Co-orbital bodies (Trojans) share a 1:1 mean-motion resonance with a planet. Although Trojans are common in the Solar System, none has yet been confirmed in an exoplanetary system. Hot Jupiters are not expected to retain primordial co-orbitals efficiently, but their deep and frequent transits make them favorable targets for observational constraints using transit timing variations (TTVs). As part of the ExoEcho project, we analyze TESS photometry for 260 confirmed hot Jupiters with published RV-based masses to search for TTV signals compatible with Trojan companions. We derive transit times and compare the observed residuals with co-orbital models computed with REBOUND N-body simulations. Accounting for the degeneracy between Trojan mass and libration amplitude, we place upper mass limits on possible companions over a range of typical libration amplitudes. For a representative libration amplitude of 15 deg, we rule out exotrojans more massive than 1 Earth mass in 130 systems, corresponding to about 50% of the sample. A more conservative chi-square analysis that incorporates observational uncertainties raises this threshold to 3 Earth masses. We further combine these limits with dynamical-stability constraints for the 1:1 resonance to exclude unstable configurations. Our results provide population-level constraints on massive exotrojans in short-period systems and establish a framework for future high-precision searches with missions such as PLATO and ET (Earth 2.0).

Paper Structure

This paper contains 17 sections, 3 equations, 10 figures, 1 table.

Figures (10)

  • Figure 1: Radius and period properties of the sample of 260 hot-Jupiter systems studied in this work. Most of them have orbital periods ranging from 2 to 6 days and radii between 0.8 and 1.6 $R_{\mathrm{J}}$. The numbers of transits are shown in different colors.

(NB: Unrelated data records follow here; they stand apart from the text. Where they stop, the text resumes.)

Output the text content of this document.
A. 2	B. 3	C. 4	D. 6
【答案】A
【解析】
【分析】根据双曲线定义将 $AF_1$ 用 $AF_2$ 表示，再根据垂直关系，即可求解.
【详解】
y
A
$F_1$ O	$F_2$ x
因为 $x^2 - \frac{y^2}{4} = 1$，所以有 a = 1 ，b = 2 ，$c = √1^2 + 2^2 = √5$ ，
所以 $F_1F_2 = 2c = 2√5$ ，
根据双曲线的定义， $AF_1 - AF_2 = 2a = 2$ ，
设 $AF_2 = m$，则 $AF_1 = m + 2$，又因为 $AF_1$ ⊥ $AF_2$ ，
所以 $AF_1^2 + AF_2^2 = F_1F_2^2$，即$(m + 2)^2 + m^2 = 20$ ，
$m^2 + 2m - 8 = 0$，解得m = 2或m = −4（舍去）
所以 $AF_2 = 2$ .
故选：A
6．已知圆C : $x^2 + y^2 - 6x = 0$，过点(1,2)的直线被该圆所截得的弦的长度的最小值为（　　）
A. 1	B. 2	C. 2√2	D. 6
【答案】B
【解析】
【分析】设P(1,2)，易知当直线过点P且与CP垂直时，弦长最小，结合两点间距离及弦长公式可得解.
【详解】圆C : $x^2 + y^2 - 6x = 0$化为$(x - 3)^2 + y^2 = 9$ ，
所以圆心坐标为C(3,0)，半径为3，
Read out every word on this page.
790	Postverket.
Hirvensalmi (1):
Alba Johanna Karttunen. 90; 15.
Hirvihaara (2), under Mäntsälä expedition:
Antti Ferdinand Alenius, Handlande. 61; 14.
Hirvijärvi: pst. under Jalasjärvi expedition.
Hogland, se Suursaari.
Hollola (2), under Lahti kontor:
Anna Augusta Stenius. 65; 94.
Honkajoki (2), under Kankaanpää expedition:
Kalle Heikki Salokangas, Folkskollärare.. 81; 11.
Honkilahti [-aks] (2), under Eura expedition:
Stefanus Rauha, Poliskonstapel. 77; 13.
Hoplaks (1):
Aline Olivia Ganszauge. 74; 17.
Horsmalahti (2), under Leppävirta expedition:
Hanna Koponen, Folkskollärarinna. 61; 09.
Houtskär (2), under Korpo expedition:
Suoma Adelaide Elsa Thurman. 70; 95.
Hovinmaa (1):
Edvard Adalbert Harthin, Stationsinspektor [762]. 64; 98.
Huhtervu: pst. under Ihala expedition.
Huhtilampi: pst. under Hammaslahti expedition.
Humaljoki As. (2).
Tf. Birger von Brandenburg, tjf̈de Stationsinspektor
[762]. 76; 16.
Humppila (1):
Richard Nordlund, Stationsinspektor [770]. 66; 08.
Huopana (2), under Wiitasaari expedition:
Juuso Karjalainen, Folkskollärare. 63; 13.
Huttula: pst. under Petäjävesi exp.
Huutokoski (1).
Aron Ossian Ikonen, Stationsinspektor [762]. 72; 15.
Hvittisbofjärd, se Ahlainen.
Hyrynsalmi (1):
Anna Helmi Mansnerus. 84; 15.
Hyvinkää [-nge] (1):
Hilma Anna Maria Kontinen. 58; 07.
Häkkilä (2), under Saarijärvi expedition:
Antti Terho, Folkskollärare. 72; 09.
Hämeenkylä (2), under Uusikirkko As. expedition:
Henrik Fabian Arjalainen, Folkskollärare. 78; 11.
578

  • Figure 2: TTV measurements for WASP-93 b derived using a linear ephemeris model. The blue square represents the combined TTV obtained from TESS sectors 17 and 57. The insets show individual TTV measurements from each observation within these sectors, offering a zoomed-in view. The overall RMS for the TTVs is 32 seconds, with individual sectors showing an RMS of 31-32 seconds. Epoch 0 corresponds to the reference time of inferior conjunction at BJD 2458765.64897.

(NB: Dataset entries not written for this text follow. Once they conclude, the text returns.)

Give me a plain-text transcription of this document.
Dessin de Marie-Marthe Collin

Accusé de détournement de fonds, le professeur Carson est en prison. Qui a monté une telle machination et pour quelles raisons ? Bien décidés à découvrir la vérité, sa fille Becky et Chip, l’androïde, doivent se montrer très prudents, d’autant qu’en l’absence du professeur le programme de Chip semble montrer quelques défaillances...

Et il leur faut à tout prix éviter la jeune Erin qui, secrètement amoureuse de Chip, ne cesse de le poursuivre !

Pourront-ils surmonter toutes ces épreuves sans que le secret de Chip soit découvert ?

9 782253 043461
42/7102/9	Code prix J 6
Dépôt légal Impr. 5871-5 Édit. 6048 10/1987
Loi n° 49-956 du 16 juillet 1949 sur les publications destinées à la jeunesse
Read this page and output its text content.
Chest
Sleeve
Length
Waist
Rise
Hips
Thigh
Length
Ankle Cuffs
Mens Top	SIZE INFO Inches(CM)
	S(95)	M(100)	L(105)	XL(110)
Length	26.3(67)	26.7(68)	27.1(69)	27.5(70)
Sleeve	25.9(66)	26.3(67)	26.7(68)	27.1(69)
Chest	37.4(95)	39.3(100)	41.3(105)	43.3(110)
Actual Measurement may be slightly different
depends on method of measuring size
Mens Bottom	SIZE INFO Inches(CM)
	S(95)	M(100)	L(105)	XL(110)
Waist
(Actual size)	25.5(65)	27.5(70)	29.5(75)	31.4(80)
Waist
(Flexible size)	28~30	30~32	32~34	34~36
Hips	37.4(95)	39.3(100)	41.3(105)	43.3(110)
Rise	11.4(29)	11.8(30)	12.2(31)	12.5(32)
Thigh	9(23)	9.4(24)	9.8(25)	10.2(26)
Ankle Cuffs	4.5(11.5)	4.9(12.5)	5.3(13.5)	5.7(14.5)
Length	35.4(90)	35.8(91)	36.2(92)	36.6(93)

  • Figure 3: Schematic illustration of exotrojan orbits near a hot Jupiter. The figure shows both tadpole orbits, which librate around the Lagrangian points $L_4$ and $L_5$, and horseshoe orbits, which encompass a horseshoe-shaped region from $L_4$ to $L_5$. The host star and hot Jupiter are indicated, and the rotating reference frame is centered on the star-hot Jupiter barycenter.
  • Figure 4: Observed TTV of the hot Jupiter system WASP-93 b, compared with simulated TTV signals induced by co-orbital exotrojans of varying masses. Different curves represent exotrojan masses ranging from Earth-mass to sub-Neptune mass, illustrating the mass-dependent amplitude and periodicity of the induced TTV signals.

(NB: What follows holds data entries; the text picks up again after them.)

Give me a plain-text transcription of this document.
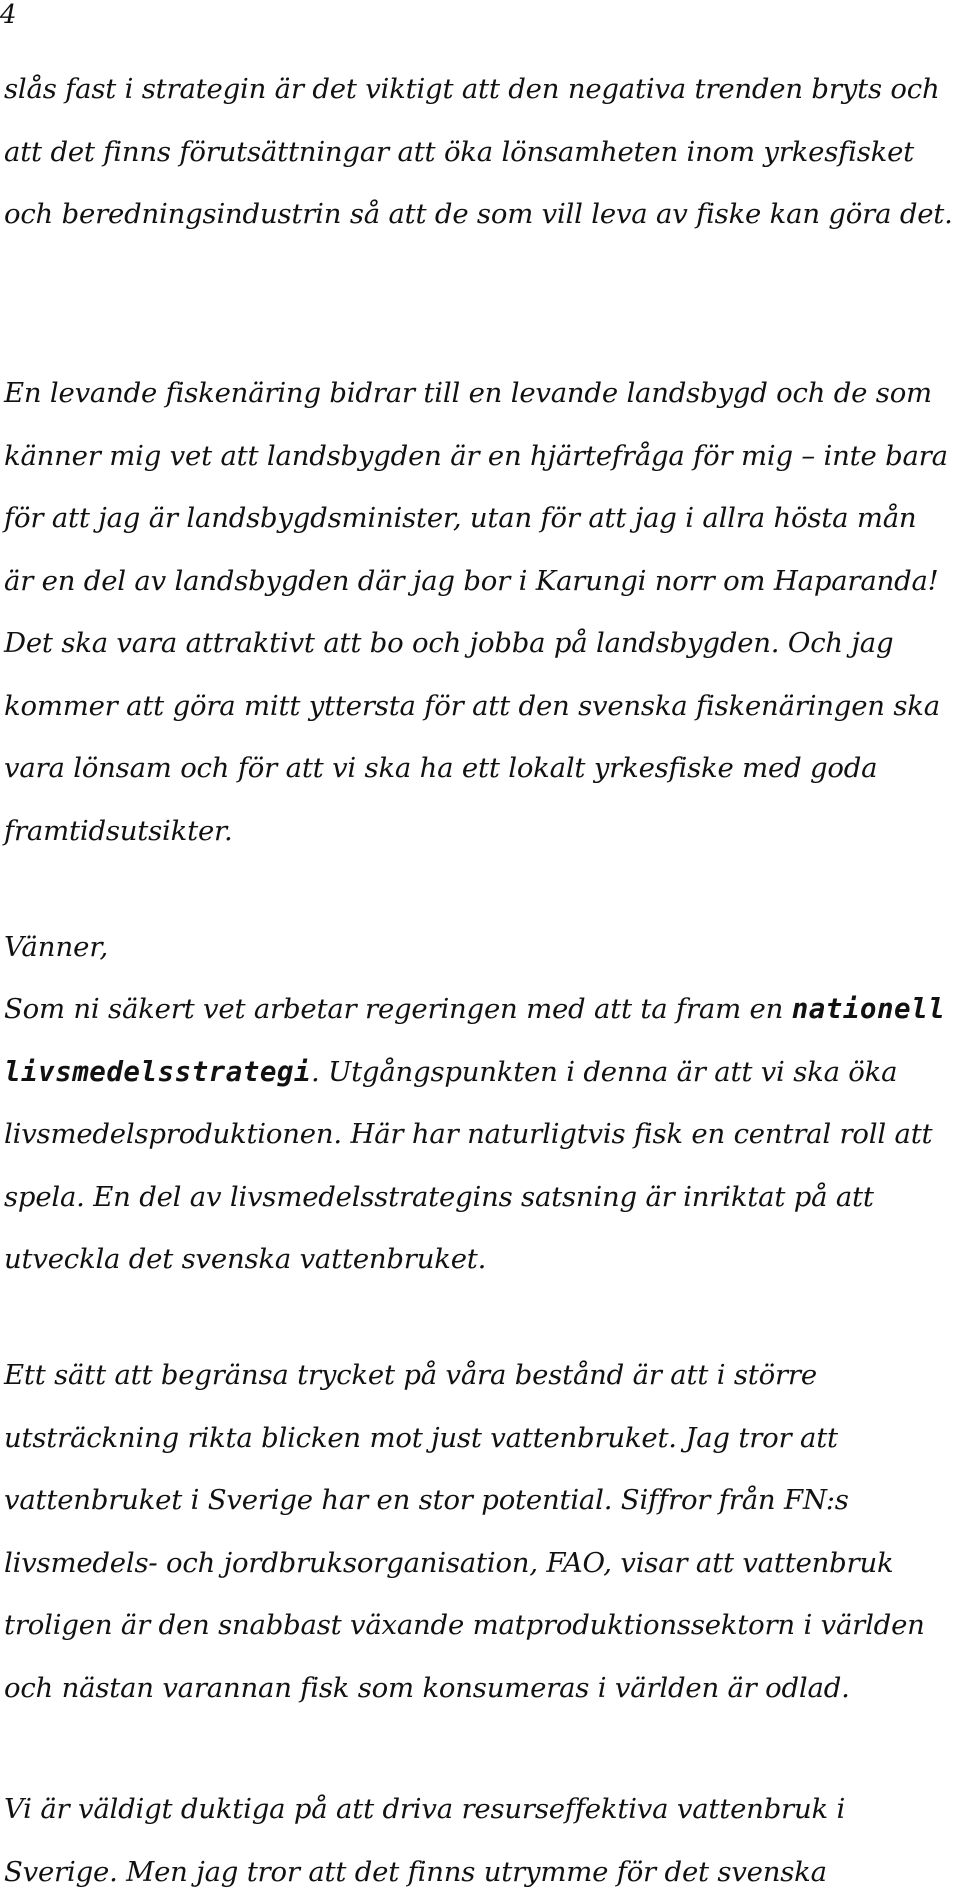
4

slås fast i strategin är det viktigt att den negativa trenden bryts och att det finns förutsättningar att öka lönsamheten inom yrkesfisket och beredningsindustrin så att de som vill leva av fiske kan göra det.

En levande fiskenäring bidrar till en levande landsbygd och de som känner mig vet att landsbygden är en hjärtefråga för mig – inte bara för att jag är landsbygdsminister, utan för att jag i allra hösta mån är en del av landsbygden där jag bor i Karungi norr om Haparanda! Det ska vara attraktivt att bo och jobba på landsbygden. Och jag kommer att göra mitt yttersta för att den svenska fiskenäringen ska vara lönsam och för att vi ska ha ett lokalt yrkesfiske med goda framtidsutsikter.

Vänner,

Som ni säkert vet arbetar regeringen med att ta fram en nationell livsmedelsstrategi. Utgångspunkten i denna är att vi ska öka livsmedelsproduktionen. Här har naturligtvis fisk en central roll att spela. En del av livsmedelsstrategins satsning är inriktat på att utveckla det svenska vattenbruket.

Ett sätt att begränsa trycket på våra bestånd är att i större utsträckning rikta blicken mot just vattenbruket. Jag tror att vattenbruket i Sverige har en stor potential. Siffror från FN:s livsmedels- och jordbruksorganisation, FAO, visar att vattenbruk troligen är den snabbast växande matproduktionssektorn i världen och nästan varannan fisk som konsumeras i världen är odlad.

Vi är väldigt duktiga på att driva resurseffektiva vattenbruk i Sverige. Men jag tror att det finns utrymme för det svenska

  • Figure 5: RMS variations of simulated TTVs as a function of exotrojan mass for WASP-93 b, assuming different libration amplitudes. The colored curves represent different libration amplitudes ($K_{\Delta M}$). The horizontal red dashed line indicates the observed TTV RMS. The intersections determine the upper mass limits for each specific libration amplitude. The $1\sigma$ uncertainty of the observed RMS, calculated via error propagation, determines the lower and upper bounds of the derived mass upper limit.